The Constitution provides that “[e]ach House may determine the rules of its proceedings,” and Senate Rule XXII provides for unlimited debate on any measure, but permits that debate to be cut off by a three-fifths vote of the Senate.  Invoking this broad rule, Senate Democrats filibustered a handful of President Bush’s most radical nominees.

Invoking an article published in the Federalist Society’s official journal, Senate Republicans responded by saying, not only that Democrats shouldn’t filibuster these nominees, but that they actually had the power to declare such filibusters unconstitutional.  In other words, the Republicans didn’t just argue the case for President Bush’s nominees on the merits, they sought to eliminate altogether the minority’s power to filibuster them.

In other words, Democrats in 2005 argued that they could and that they should filibuster the nominees.  Republicans argued both that Democrats shouldn’t and that they couldn’t.

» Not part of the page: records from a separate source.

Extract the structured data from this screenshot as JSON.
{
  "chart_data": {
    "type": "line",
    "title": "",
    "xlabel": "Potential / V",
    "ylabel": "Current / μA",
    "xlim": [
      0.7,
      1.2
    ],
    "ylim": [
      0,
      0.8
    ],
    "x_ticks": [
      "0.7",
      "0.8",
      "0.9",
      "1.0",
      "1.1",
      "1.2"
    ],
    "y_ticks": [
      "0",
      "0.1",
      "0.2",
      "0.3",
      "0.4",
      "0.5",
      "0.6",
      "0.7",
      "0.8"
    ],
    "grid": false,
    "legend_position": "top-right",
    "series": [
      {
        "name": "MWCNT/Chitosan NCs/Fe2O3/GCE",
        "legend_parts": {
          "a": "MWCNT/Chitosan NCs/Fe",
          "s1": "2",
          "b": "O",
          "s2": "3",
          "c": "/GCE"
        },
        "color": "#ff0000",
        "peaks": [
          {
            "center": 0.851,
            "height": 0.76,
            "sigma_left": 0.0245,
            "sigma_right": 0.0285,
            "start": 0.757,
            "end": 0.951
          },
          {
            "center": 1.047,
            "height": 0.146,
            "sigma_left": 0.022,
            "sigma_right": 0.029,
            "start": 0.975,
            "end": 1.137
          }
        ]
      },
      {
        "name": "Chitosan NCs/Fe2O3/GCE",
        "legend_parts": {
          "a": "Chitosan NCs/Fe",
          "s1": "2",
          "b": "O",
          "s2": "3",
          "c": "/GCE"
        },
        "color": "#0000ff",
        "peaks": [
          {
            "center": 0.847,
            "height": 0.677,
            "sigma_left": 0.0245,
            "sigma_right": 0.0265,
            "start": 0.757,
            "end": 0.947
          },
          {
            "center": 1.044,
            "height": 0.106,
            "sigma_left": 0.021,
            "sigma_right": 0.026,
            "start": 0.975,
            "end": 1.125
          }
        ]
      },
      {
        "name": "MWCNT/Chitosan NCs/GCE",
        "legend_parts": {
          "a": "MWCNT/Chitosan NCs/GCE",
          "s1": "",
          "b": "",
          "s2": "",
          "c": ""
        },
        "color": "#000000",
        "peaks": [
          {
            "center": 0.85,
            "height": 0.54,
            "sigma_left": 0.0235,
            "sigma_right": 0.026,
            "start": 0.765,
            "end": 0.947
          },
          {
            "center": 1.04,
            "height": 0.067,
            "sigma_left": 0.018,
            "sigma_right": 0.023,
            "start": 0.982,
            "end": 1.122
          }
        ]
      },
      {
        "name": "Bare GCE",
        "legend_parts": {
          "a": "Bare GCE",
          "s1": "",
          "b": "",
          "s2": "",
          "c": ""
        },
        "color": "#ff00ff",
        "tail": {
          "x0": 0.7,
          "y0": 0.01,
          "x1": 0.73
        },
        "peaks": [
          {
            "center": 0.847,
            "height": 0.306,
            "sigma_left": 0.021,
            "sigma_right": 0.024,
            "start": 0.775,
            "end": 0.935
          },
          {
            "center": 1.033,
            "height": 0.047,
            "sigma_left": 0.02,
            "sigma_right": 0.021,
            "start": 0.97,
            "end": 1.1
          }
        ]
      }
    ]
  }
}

To my knowledge, no Democratic Senator is now claiming that the filibuster itself should be eliminated in the context of judicial nominations—which was the Republican position in 2005.  Nor do I understand Dahlia to be making this claim.  Rather, Dahlia’s article merely points out that the same Republicans who insisted that President Bush’s nominees did not need to be scrutinized are now demanding rigorous scrutiny of President Obama’s nominees.  This is not the same thing as adopting the view which was previously held by Republicans.  In essence, Dahlia is arguing that the GOP shouldn’t filibuster Obama’s nominees, but she is expressing no view on whether they can.

There are very good arguments for why we should think about eliminating the filibuster altogether.  Neither Dahlia nor the Senate Democrats, however, appear to be making them.